The more outlandish the spot — without getting hurt or arrested — the better.
To the exasperation of education officials, planking has become all but contagious in area schools. It spread from Baltimore County's Eastern Technical High School to nearby Kenwood High a week or two ago after Kenwood students saw Eastern kids posting planking shots online.
Edgar Walker, 15, a sophomore at Kenwood, tried it the other day for the first time — and then again, and again and again. There he was atop the school sign, on his friend's Chevy Malibu, on a picnic table, atop a roadblock, on a dock at Gunpowder State Park, at home on the clothes dryer and then the family foosball table.
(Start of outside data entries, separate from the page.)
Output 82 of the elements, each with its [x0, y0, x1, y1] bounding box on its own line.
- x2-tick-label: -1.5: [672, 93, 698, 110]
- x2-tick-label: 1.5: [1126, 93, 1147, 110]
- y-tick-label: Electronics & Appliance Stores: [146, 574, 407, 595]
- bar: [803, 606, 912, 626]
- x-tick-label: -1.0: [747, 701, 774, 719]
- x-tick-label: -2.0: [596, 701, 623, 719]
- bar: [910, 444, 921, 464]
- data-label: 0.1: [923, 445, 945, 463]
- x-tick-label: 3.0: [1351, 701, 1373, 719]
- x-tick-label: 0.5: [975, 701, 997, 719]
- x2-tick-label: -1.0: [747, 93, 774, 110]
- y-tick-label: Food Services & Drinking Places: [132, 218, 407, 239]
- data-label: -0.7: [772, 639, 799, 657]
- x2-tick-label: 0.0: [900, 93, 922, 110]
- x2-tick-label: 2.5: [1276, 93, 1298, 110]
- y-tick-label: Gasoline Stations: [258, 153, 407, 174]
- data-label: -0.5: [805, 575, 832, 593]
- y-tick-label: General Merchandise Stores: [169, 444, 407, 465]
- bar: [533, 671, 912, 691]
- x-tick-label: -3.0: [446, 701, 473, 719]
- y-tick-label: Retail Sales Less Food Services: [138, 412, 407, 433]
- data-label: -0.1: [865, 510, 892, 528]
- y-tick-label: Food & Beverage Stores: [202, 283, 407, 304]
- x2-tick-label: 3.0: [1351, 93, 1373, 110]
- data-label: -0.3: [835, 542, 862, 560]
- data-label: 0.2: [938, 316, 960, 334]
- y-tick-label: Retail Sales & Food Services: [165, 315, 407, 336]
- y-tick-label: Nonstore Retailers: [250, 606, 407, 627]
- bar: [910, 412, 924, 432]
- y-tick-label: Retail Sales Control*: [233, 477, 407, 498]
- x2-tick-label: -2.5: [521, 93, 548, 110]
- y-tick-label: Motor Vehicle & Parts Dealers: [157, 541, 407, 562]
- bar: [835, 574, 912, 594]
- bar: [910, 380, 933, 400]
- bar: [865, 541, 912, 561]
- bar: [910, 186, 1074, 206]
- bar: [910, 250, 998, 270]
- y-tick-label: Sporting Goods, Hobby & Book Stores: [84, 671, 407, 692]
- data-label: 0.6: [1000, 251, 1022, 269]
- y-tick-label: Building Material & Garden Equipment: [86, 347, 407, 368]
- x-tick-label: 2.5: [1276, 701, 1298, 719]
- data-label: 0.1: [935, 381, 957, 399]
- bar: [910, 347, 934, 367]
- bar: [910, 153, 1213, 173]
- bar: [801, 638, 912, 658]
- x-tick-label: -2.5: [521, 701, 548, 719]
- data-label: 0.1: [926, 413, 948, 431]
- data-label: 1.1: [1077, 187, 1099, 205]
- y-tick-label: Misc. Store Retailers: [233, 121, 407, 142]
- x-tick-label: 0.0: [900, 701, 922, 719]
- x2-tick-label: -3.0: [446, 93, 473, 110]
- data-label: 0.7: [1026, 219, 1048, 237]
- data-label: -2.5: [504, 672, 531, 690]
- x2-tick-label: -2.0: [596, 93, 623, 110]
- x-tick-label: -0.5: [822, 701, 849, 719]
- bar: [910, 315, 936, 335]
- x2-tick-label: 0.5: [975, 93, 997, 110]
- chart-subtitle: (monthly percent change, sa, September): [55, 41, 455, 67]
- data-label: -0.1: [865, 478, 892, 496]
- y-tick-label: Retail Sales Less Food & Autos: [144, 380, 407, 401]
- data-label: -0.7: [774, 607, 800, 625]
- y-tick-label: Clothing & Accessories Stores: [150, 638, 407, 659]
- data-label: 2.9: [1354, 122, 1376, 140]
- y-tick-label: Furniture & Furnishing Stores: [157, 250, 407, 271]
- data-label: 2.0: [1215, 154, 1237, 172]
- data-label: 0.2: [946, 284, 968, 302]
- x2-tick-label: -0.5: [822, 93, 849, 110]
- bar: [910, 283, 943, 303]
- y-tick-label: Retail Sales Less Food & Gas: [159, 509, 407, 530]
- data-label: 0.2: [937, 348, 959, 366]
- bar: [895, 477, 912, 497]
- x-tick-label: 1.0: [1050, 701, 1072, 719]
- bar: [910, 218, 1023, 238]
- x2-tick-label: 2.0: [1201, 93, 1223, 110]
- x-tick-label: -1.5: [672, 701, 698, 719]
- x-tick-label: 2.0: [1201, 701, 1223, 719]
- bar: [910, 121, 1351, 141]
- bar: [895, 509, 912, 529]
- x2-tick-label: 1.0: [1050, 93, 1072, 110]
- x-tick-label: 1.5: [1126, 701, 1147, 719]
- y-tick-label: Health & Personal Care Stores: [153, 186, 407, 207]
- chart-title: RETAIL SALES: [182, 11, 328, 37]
"We were just lying on things," he says. "When we thought of doing certain ones, it was funny, just the thought of it.
"It's kind of useless, you know. It's kind of an ironic thing to do."
His fantasy is to go to the Pizza John's restaurant on Back River Neck Road, where a larger-than-life statue of a pizza chef sits out front. Somehow, he'd plank on top of the giant pepperoni pie the statue holds.
"You'd have to climb up," he says. "And you'd probably get in trouble. It's pretty much impossible."
But a guy can dream.
Eastern Tech Principal Tom Evans can only shake his head. That and get on the PA system last week and warn kids that planking was not a school-endorsed endeavor. By then he'd already seen pictures of his students planking across a cluster of classroom desks, over lavatories and draped atop a candy machine.
"I told them they don't have to be permission to climb on top of anything in this building," Evans said. "It's just goofy behavior, but I don't want anyone getting hurt or doing something stupid."
Edgar's mother, Shirley Van Zandt, doesn't see the harm in it. In fact, she giggled when her son showed her his pictures.
"I think it's totally benign and fun," she said. "This is just kind of funny and creative. Like an art form."
As for her son and so many of his peers, they expect this to be The Summer of the Plank.
At least until the next big thing comes along.
"I'm not sick of it yet," Edgar says. "For a couple weeks, it will probably be on my mind."